How to Teach Your Dog the Leave It Command

Dogs are classified as opportunistic scavengers, which means that they are preprogrammed to grab and eat almost anything vaguely edible that they encounter. The terminal Leave It Command is for your dog to refrain from touching food or other items when you say Leave it.

Leave It Command: Step I

With your dog at liberty (not on a Stay), sit on the floor and place a treat in front of you. Be ready to cover it with your hand (don’t let her “rob” one).

  • As soon as your dog notices and goes for the treat, quickly cover it with your hand.
  • Keep your hand on the treat until your dog gives up trying to get it.
  • As soon as she stops trying, praise her (So good), pick up the treat, and give it to her from your hand. Then do another repetition.

Leave It: Step II

teaching leave it

As you go to place the treat on the ground, be ready to abort the mission and pull it up if your dog goes for it. The rule now is that she mustn’t go for it at all, even as you’re putting it down.

  • If she refrains as you place it on the floor and waits one second, praise, pick up the treat, and give it to her. 
  • Now make your dog wait two seconds before picking up the treat and giving it to her
  • Once she’s five for five, try for three seconds.
  • Never let her take the treat off the floor—always reward her from your hand.

Leave It: Step III

dog training

Now stand up and place a treat on the floor right in front of your foot. Be ready to put your foot on it if your dog tries to get it.

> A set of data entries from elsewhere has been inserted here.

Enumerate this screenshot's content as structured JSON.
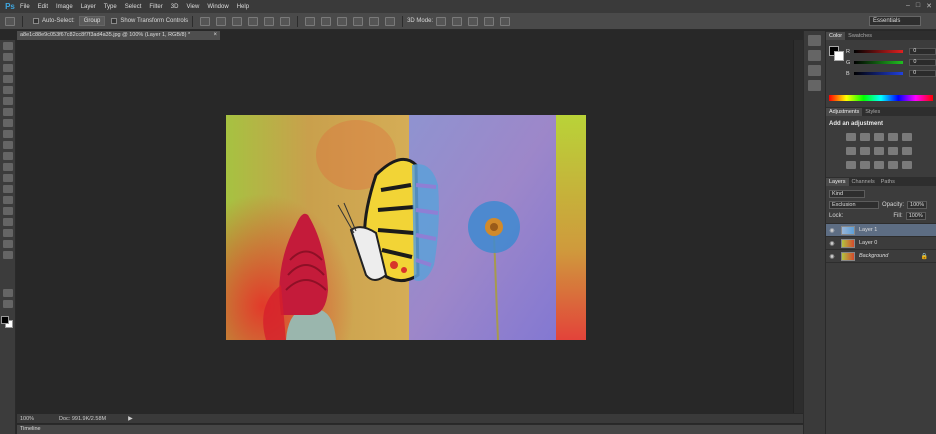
{
  "app": {
    "logo": "Ps",
    "menu": [
      "File",
      "Edit",
      "Image",
      "Layer",
      "Type",
      "Select",
      "Filter",
      "3D",
      "View",
      "Window",
      "Help"
    ],
    "window_controls": [
      "–",
      "□",
      "✕"
    ]
  },
  "options_bar": {
    "auto_select_label": "Auto-Select:",
    "auto_select_value": "Group",
    "transform_label": "Show Transform Controls",
    "mode_3d_label": "3D Mode:",
    "workspace": "Essentials"
  },
  "document": {
    "tab_title": "a8e1c88e9c053f67c82cc8f7f3ad4a35.jpg @ 100% (Layer 1, RGB/8) *",
    "close_glyph": "×"
  },
  "status": {
    "zoom": "100%",
    "doc_size": "Doc: 991.9K/2.58M",
    "arrow": "▶"
  },
  "timeline_label": "Timeline",
  "color_panel": {
    "tabs": [
      "Color",
      "Swatches"
    ],
    "rows": [
      {
        "label": "R",
        "value": "0",
        "color": "#e02020"
      },
      {
        "label": "G",
        "value": "0",
        "color": "#20c020"
      },
      {
        "label": "B",
        "value": "0",
        "color": "#2040e0"
      }
    ]
  },
  "adjustments_panel": {
    "tabs": [
      "Adjustments",
      "Styles"
    ],
    "title": "Add an adjustment"
  },
  "layers_panel": {
    "tabs": [
      "Layers",
      "Channels",
      "Paths"
    ],
    "filter_kind": "Kind",
    "blend_mode": "Exclusion",
    "opacity_label": "Opacity:",
    "opacity_value": "100%",
    "lock_label": "Lock:",
    "fill_label": "Fill:",
    "fill_value": "100%",
    "layers": [
      {
        "name": "Layer 1",
        "selected": true
      },
      {
        "name": "Layer 0",
        "selected": false
      },
      {
        "name": "Background",
        "selected": false
      }
    ]
  },
  "colors": {
    "accent": "#3fa7e0",
    "selection": "#5d6d83"
  }
}
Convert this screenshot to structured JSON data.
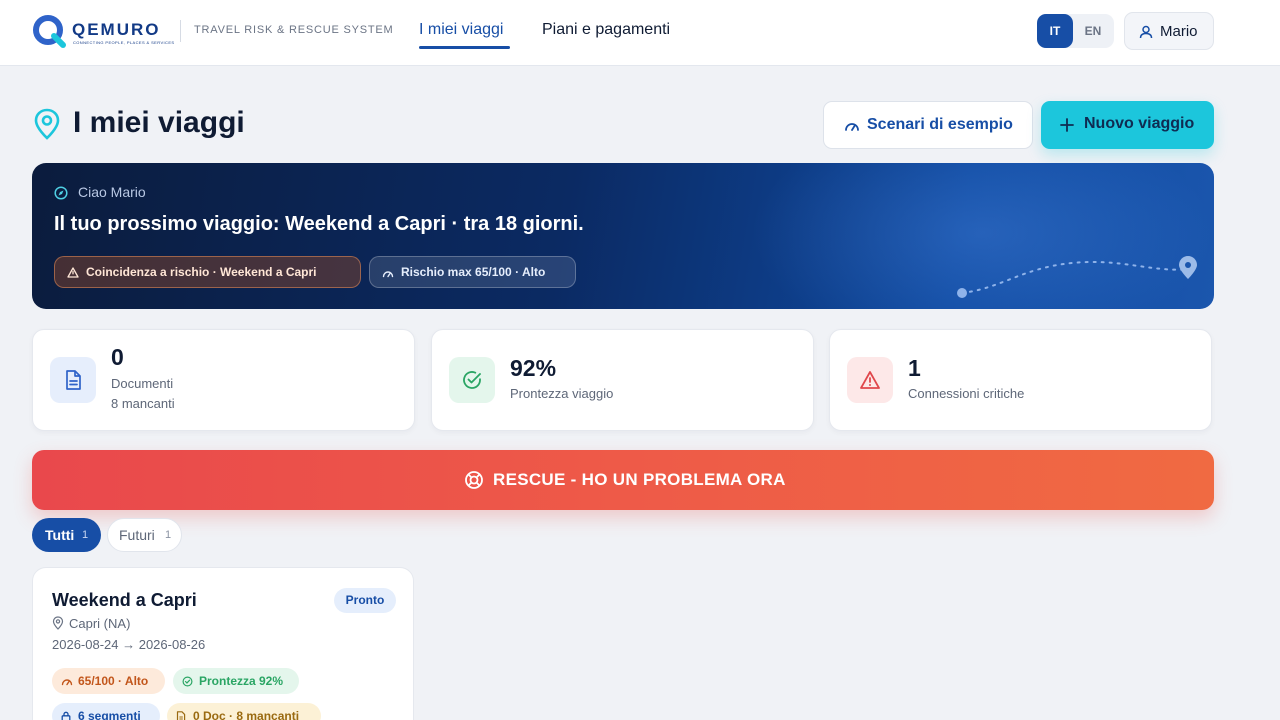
{
  "header": {
    "logo_text": "QEMURO",
    "logo_tagline": "CONNECTING PEOPLE, PLACES & SERVICES",
    "subtitle": "TRAVEL RISK & RESCUE SYSTEM",
    "nav": [
      {
        "label": "I miei viaggi",
        "active": true
      },
      {
        "label": "Piani e pagamenti",
        "active": false
      }
    ],
    "languages": [
      {
        "label": "IT",
        "active": true
      },
      {
        "label": "EN",
        "active": false
      }
    ],
    "user_name": "Mario"
  },
  "page": {
    "title": "I miei viaggi",
    "scenarios_button": "Scenari di esempio",
    "new_trip_button": "Nuovo viaggio"
  },
  "hero": {
    "greeting": "Ciao Mario",
    "headline_prefix": "Il tuo prossimo viaggio: ",
    "headline_trip": "Weekend a Capri",
    "headline_suffix": " · tra 18 giorni.",
    "warning_pill": "Coincidenza a rischio · Weekend a Capri",
    "risk_pill": "Rischio max 65/100 · Alto"
  },
  "stats": [
    {
      "value": "0",
      "label": "Documenti",
      "sublabel": "8 mancanti",
      "icon": "document-icon",
      "color": "#2f63c9",
      "bg": "#e6eefc"
    },
    {
      "value": "92%",
      "label": "Prontezza viaggio",
      "icon": "check-circle-icon",
      "color": "#2aa564",
      "bg": "#e4f6ec"
    },
    {
      "value": "1",
      "label": "Connessioni critiche",
      "icon": "warning-triangle-icon",
      "color": "#e0474c",
      "bg": "#fde8e8"
    }
  ],
  "rescue_button": "RESCUE - HO UN PROBLEMA ORA",
  "filters": [
    {
      "label": "Tutti",
      "count": "1",
      "active": true
    },
    {
      "label": "Futuri",
      "count": "1",
      "active": false
    }
  ],
  "trips": [
    {
      "title": "Weekend a Capri",
      "status": "Pronto",
      "location": "Capri (NA)",
      "dates": "2026-08-24 → 2026-08-26",
      "tags": [
        {
          "label": "65/100 · Alto",
          "icon": "gauge-icon",
          "color": "#c2561b",
          "bg": "#fdeadb"
        },
        {
          "label": "Prontezza 92%",
          "icon": "check-circle-icon",
          "color": "#2aa564",
          "bg": "#e4f6ec"
        },
        {
          "label": "6 segmenti",
          "icon": "lock-icon",
          "color": "#174ea6",
          "bg": "#e5eefc"
        },
        {
          "label": "0 Doc · 8 mancanti",
          "icon": "document-icon",
          "color": "#9a6a10",
          "bg": "#fcf1d6"
        }
      ]
    }
  ],
  "colors": {
    "primary": "#174ea6",
    "accent": "#1cc6dc",
    "rescue": "#ee5a48",
    "background": "#f0f2f6"
  }
}
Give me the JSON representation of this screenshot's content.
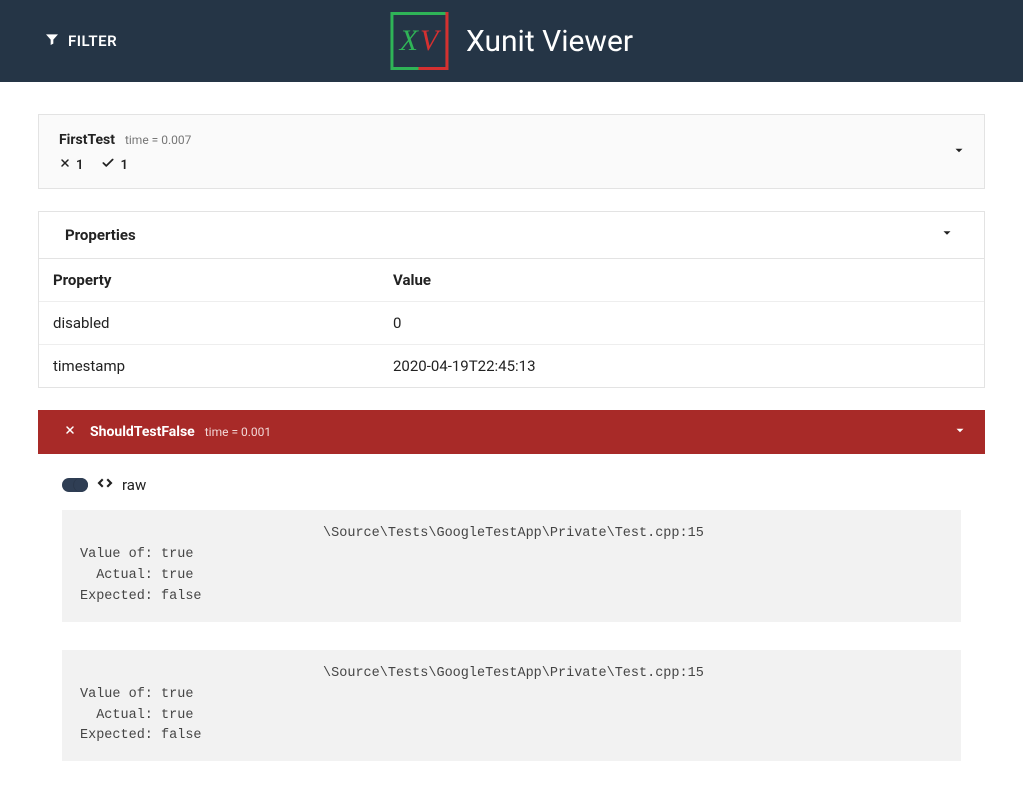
{
  "header": {
    "filter_label": "FILTER",
    "app_title": "Xunit Viewer",
    "logo_x": "X",
    "logo_v": "V"
  },
  "suite": {
    "name": "FirstTest",
    "time_label": "time = 0.007",
    "fail_count": "1",
    "pass_count": "1"
  },
  "properties": {
    "title": "Properties",
    "col_property": "Property",
    "col_value": "Value",
    "rows": [
      {
        "key": "disabled",
        "value": "0"
      },
      {
        "key": "timestamp",
        "value": "2020-04-19T22:45:13"
      }
    ]
  },
  "test": {
    "name": "ShouldTestFalse",
    "time_label": "time = 0.001",
    "raw_label": "raw",
    "blocks": [
      {
        "path_tail": "\\Source\\Tests\\GoogleTestApp\\Private\\Test.cpp:15",
        "lines": [
          "Value of: true",
          "  Actual: true",
          "Expected: false"
        ]
      },
      {
        "path_tail": "\\Source\\Tests\\GoogleTestApp\\Private\\Test.cpp:15",
        "lines": [
          "Value of: true",
          "  Actual: true",
          "Expected: false"
        ]
      }
    ]
  }
}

  • If she tries for it, put your foot on it and wait until she stops trying, then remove your foot again, always ready to cover as needed.
  • As soon as she stops trying to get at the treat, praise her (“So good”), pick up the treat, and give it to her.
  • Practice in another room and with another kind of treat. When your dog’s five for five, make her leave it for three seconds, then five.
Leave It Step IV

cute puppy

  1. Sequester your dog in another room so you can plant treats without her seeing you do it.
  2. Put five treats in different places, to practice coming upon something with your dog.
  3. Get your dog, put her on a leash for insurance, and casually go walking toward the first treat. You are now going to introduce the verbal cue.
  4. As soon as your dog notices the goodies, say “Leave It” and get ready to stand on it (use your leash as a last resort only—it’s better to make the treat disappear if she guns for it, as this will better translate into off-leash control).
  5. If your dog goes for it, say “Too bad” and stand on it—withdraw a few paces and try another approach.
  6. If she leaves it for two seconds, praise her (So good), pick up the treat, and give it to her—then proceed to the next one, keeping track of how many of five she gets right the first time.